Man kann nicht gerade behaupten, dass "18" von dem vorherigen Album stilistisch gesehen Lichtjahre entfernt waere - aber das kann ja andererseits nur Gutes bedeuten. Schliesslich war "Play" ein Album, das so gut wie keine Schwachpunkte hatte, und Erfolgsrezepte soll man nicht grundlos veraendern. Dementsprechend herrscht auch hier Mobys Herzschmerz-Komponente vor: Streicher, Klavier und der typische gesampelte Gospelgesang, den er so geschickt in seinen Stil integriert hat.

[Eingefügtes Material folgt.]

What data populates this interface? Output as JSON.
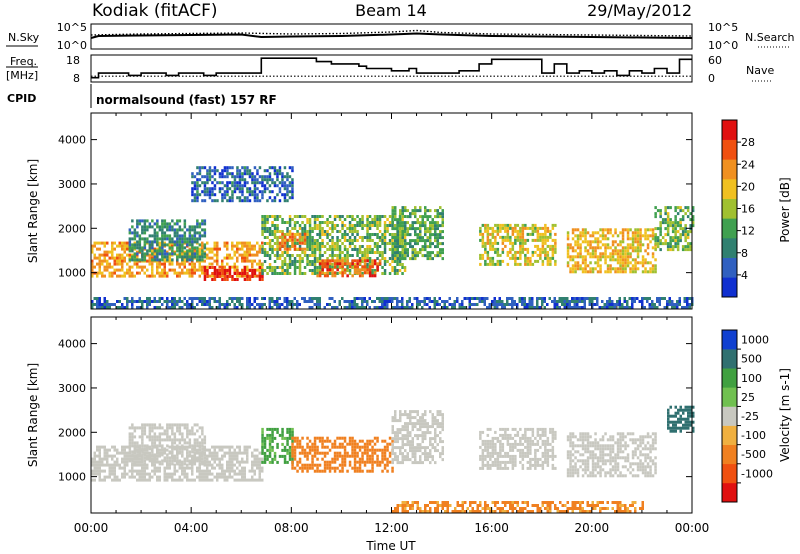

Songs wie "In My Heart" kennt man von Moby: melancholisch-bluesiger Gesang vor opulentem Hintergrund - in diesem Fall Marschtrommeln und ein Symphonieorchester, das regelrecht auf die Traenendruese drueckt. Weitere Geschichten ueber verunglueckte Beziehungen werden in Form des bassbetonten "One Of These Mornings" und des unaufdringlichen House-Tracks "Another Woman" vertont. Macht eigentlich sonst noch jemand traurige Musik, zu der man tanzen kann? Zum Glueck sorgt "We Are All Made Of Stars" fuer ein wenig Optimismus, und ausserdem gibt es einige geglueckte Gastauftritte: Sinead O'Connor bereichert "Harbour" mit ihrem dahingehauchten Gesang, waehrend "MC Lyte" und "Angie Stone" die funkige HipHop-Hymne "Jam For The Ladies" so richtig aufgedreht klingen lassen. Kleiner Mann, ganz gross.